Angela: Right, well there’s one other song that’s like, “we’re both really tired. Just, please go to sleep.” But everything else is just about love. That’s the real thesis statement. I didn’t write the lyrics when there was that edge. She was finally sleeping and I was finally starting to come out of it. I hear these mythological tales of artists who can create while they’re in a horrible spot in life… I had a very difficult decade in my 20s with lots of experience that could be material to write about, but there’s no way I could have written music and lyrics when I felt that way.
CR: How would you say this is album is a departure from your previous work?

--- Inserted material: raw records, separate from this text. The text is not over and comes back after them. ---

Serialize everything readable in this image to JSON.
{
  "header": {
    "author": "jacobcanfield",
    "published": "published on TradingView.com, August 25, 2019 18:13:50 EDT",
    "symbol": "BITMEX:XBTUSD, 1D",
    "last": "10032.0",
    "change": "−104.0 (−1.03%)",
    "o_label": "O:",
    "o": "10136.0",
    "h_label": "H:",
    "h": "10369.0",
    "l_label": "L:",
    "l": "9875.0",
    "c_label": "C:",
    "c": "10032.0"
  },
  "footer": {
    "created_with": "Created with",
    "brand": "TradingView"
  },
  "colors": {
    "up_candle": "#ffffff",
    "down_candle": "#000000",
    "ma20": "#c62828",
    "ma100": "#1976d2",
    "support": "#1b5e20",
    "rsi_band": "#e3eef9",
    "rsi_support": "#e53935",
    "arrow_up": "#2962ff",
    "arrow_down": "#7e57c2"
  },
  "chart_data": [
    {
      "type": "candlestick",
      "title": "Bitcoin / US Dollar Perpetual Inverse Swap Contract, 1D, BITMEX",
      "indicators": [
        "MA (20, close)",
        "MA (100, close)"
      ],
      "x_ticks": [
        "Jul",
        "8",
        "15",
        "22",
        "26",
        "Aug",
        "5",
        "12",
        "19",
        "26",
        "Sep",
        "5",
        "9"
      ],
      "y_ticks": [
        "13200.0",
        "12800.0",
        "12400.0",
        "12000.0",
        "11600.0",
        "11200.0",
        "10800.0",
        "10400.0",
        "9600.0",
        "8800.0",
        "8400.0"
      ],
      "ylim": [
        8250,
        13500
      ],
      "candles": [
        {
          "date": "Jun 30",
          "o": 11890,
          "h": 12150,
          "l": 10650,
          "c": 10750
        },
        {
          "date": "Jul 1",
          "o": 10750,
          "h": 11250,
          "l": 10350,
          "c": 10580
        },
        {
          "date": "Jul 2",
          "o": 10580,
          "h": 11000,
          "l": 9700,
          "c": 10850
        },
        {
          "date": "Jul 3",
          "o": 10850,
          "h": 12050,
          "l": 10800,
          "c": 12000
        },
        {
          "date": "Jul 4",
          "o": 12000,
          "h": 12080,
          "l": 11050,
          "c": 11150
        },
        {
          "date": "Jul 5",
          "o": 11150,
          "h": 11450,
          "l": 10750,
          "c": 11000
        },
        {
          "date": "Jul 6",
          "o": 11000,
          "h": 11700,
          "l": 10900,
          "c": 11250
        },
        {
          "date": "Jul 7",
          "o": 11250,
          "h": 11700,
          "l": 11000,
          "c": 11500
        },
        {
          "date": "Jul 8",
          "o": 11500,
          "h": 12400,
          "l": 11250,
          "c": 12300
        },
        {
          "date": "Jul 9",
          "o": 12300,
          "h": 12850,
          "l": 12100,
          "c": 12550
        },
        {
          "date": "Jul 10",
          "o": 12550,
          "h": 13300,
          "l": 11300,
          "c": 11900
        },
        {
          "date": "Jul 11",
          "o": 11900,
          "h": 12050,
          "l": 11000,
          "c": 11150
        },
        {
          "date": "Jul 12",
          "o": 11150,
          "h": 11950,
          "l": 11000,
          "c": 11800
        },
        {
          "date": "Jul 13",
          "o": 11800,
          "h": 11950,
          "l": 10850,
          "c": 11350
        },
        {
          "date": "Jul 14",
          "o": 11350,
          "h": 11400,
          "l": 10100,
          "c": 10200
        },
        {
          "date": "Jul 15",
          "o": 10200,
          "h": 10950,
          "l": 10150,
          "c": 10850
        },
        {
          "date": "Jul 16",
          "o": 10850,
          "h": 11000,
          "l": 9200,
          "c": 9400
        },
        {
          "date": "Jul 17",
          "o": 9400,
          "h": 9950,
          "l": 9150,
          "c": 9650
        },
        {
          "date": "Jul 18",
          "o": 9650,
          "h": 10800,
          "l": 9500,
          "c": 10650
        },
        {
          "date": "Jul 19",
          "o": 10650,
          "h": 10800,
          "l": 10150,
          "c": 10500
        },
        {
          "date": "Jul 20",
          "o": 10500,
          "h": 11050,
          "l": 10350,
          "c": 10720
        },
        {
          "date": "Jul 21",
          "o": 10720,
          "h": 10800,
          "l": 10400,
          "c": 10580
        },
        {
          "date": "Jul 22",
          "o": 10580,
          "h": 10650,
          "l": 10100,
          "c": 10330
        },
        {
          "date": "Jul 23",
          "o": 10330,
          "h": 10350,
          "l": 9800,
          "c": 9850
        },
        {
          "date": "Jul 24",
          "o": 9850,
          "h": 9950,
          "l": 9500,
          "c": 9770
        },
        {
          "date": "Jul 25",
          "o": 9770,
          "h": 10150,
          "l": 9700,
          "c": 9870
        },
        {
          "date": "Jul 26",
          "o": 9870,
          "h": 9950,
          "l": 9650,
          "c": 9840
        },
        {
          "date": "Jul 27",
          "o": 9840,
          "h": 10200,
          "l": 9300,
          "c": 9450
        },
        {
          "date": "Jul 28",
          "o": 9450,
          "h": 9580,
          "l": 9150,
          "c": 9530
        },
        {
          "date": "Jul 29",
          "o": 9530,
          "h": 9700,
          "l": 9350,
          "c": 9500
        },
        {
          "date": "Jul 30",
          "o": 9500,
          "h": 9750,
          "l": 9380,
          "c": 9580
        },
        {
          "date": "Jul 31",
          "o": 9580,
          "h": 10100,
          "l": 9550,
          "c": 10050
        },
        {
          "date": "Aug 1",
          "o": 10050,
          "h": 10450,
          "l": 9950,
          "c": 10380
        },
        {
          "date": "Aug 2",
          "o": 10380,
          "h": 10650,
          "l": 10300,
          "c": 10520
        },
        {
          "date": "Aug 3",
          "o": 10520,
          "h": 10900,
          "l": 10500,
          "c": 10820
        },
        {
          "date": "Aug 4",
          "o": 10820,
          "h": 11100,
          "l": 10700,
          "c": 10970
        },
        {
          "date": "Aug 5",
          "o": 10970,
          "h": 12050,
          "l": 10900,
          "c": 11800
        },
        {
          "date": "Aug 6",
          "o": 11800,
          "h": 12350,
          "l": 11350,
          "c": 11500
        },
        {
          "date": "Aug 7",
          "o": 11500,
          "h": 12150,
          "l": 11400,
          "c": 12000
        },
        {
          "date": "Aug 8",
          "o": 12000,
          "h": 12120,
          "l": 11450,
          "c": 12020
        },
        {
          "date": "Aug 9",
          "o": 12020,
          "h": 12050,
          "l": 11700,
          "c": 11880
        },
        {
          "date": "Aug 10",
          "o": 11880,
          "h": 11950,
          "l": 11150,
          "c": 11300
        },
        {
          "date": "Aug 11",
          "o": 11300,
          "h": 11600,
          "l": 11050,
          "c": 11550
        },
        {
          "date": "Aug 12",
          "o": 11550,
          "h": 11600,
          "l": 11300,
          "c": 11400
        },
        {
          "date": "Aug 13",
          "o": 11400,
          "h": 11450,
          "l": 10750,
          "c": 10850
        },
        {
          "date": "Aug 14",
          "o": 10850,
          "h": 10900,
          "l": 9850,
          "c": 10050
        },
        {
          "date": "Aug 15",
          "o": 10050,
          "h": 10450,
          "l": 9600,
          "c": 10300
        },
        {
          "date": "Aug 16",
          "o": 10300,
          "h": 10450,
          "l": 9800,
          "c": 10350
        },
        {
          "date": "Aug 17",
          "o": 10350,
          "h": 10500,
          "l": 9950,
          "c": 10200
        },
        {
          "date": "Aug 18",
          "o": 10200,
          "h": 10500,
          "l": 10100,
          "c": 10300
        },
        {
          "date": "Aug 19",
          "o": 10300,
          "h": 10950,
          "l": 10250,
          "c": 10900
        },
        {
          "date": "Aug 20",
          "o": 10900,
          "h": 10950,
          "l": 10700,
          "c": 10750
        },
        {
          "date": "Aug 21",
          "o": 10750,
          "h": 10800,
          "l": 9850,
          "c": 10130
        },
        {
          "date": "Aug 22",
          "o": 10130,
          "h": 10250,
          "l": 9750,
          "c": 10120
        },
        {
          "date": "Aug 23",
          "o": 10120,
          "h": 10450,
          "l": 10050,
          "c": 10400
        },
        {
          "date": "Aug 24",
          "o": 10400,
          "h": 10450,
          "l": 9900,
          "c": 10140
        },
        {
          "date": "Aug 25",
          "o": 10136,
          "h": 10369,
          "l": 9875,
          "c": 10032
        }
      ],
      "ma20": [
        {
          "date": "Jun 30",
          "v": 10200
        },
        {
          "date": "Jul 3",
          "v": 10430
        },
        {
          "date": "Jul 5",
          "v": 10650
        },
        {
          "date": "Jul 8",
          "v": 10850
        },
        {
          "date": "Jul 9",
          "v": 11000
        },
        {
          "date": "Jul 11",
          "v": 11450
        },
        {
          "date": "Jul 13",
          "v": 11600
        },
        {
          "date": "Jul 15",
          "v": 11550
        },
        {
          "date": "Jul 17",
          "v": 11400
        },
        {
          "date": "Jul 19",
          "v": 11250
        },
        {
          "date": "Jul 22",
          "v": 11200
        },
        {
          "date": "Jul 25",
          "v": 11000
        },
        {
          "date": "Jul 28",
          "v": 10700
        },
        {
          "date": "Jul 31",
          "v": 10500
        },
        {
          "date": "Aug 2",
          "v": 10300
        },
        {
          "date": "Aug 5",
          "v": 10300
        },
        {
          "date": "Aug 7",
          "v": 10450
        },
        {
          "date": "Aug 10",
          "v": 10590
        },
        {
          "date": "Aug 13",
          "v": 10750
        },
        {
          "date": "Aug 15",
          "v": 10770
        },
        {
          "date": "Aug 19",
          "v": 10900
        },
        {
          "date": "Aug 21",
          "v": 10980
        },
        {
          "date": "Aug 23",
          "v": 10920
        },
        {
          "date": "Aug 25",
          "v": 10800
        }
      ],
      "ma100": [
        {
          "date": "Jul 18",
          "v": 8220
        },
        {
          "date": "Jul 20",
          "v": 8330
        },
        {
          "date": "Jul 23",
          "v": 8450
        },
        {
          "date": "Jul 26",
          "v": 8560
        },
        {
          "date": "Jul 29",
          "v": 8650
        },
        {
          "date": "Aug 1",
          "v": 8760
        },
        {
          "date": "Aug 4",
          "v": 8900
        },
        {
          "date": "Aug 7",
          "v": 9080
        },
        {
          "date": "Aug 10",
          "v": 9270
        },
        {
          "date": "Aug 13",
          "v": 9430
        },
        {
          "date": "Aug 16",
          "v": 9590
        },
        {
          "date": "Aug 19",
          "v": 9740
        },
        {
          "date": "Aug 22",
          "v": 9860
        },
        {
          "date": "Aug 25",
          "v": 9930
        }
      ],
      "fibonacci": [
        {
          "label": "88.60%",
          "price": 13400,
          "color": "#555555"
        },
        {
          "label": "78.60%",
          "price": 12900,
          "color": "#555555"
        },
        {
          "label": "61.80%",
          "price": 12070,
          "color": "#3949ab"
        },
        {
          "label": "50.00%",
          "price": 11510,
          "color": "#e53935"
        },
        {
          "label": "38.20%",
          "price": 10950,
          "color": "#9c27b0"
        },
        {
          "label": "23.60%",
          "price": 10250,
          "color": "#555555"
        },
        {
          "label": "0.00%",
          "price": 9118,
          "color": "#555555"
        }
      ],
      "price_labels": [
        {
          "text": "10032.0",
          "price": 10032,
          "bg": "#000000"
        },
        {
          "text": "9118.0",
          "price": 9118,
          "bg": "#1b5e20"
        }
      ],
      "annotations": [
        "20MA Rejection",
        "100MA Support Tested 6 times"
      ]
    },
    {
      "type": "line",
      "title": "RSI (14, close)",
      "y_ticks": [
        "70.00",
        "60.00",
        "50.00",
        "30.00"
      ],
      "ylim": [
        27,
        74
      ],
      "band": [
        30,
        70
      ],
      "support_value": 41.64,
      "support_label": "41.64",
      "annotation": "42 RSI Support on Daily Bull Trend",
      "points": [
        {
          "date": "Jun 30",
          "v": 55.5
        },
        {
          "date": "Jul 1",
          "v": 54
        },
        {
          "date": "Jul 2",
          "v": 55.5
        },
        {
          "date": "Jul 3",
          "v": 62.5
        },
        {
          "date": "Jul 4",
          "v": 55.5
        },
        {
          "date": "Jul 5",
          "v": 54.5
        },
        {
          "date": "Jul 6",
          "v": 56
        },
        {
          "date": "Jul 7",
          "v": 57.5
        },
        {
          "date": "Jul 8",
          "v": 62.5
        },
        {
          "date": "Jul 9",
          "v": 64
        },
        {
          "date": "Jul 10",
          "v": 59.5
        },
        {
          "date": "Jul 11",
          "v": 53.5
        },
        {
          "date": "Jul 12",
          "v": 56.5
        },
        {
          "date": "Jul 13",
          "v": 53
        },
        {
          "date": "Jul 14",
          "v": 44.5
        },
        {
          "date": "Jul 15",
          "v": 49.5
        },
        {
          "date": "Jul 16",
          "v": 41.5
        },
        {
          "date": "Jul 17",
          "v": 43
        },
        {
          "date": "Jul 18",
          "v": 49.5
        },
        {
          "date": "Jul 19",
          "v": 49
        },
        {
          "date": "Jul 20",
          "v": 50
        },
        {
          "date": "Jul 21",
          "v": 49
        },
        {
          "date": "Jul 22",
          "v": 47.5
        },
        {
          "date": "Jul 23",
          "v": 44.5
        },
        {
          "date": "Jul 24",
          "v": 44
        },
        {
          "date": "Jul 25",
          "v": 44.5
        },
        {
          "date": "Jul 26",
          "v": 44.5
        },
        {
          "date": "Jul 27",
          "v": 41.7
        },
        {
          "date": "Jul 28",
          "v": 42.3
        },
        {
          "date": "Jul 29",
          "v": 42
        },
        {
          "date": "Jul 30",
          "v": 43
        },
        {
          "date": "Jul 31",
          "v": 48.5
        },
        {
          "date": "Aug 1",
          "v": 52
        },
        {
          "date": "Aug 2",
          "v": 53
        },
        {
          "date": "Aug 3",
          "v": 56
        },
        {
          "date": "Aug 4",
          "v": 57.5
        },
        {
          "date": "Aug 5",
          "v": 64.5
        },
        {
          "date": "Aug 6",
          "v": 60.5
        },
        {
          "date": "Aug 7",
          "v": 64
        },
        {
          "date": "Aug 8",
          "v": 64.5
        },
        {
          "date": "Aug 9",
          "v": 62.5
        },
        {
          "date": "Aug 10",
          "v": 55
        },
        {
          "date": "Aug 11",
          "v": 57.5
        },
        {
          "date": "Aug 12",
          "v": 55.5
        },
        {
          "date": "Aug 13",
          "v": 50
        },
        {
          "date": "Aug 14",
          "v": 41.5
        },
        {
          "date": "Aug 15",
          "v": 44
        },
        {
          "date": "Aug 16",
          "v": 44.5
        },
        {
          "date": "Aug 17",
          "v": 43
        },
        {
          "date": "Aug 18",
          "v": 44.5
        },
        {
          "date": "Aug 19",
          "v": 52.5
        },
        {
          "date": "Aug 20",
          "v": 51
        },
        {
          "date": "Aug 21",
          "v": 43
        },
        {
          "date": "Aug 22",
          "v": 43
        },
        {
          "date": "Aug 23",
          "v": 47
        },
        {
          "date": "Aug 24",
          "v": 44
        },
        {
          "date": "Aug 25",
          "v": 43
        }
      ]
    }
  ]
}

Angela: Well, it’s all me. This is the first project that I’ve done musically without Jordan. That’s a new layer that I’m still processing now, the fact that Jordan doesn’t play on it. A lot of it is logistical: he has to be home with her while I’m doing these recordings. We’re not gonna pay for a babysitter. He wrote one song, but he’s not involved in the recording. I got a DCASE Grant to manufacture it, and I just received word yesterday that I got an Illinois Arts Council Grant to pay for the PR.
CR: Congratulations!
Angela: Thank you. I’m super excited about the publicist I’m working with. She specifically does kids music. I’ve never worked with a publicist before. Usually the people who need publicists the most don’t have them, because the good ones are very expensive. If I hadn’t gotten this grant, I don’t know if I could do this. I am committed to talking about postpartum depression in an open way, and this album is a vehicle for me to do that. It’s an experience that so many women have, but we’re not encouraged to talk about it. I think that’s important.
CR: Your daughter is two years old now. How has the reality of making music while parenting measured up to your expectations pre-motherhood?
Angela: All babies are different. Early on I had this idea that, you know, we’ll all go to shows… I’ll wear her, and she’ll wear those ear protector things. But that’s not the child I was blessed with. I have a child that likes to be in her own bed at 7pm, and then a 45-minute interval of alone time where she chats and sings. And if you don’t give her that time by herself she’s very cranky and won’t sleep. I respect that about her. She’s not shy or introverted, but she has a sense of self-awareness out of the gate that I really admire. It took me until I was in my 30s to learn how to create some boundaries for myself! (laughter) I choose to honor that this is how she feels about these things. She doesn’t like snow, which I’m disappointed about… but you know, she doesn’t have to like snow just because I do. She matches pitch really well. I’m constantly navigating my own pressures and expectations as a mother, but also of my child. To let her be who she is.
Sometimes I feel a lot of mom guilt, because any spare time I have, I’m just trying to maintain a creative practice in my own home. I have this career that really doesn’t pay me anything, and it’s separate from childcare, it’s just… extra. It’s desire, it’s pressure, it’s all of these things – but I need it to feel okay about myself. That realization actually made me feel better. She doesn’t need to go to dance class, she’s two! She can dance any time she wants. We all live in a building together with my mother-, father-, and sister-in-law. My mother-in-law was a concert pianist, and there’s a baby grand piano in their apartment. Hattie has a pretty decent form just from watching her grandmother. The piano’s got weighted keys - it’s not this miniaturized kid keyboard - it’s the real thing. And that’s her normal. I just want my daughter to observe her parents as artists, and see that that’s possible.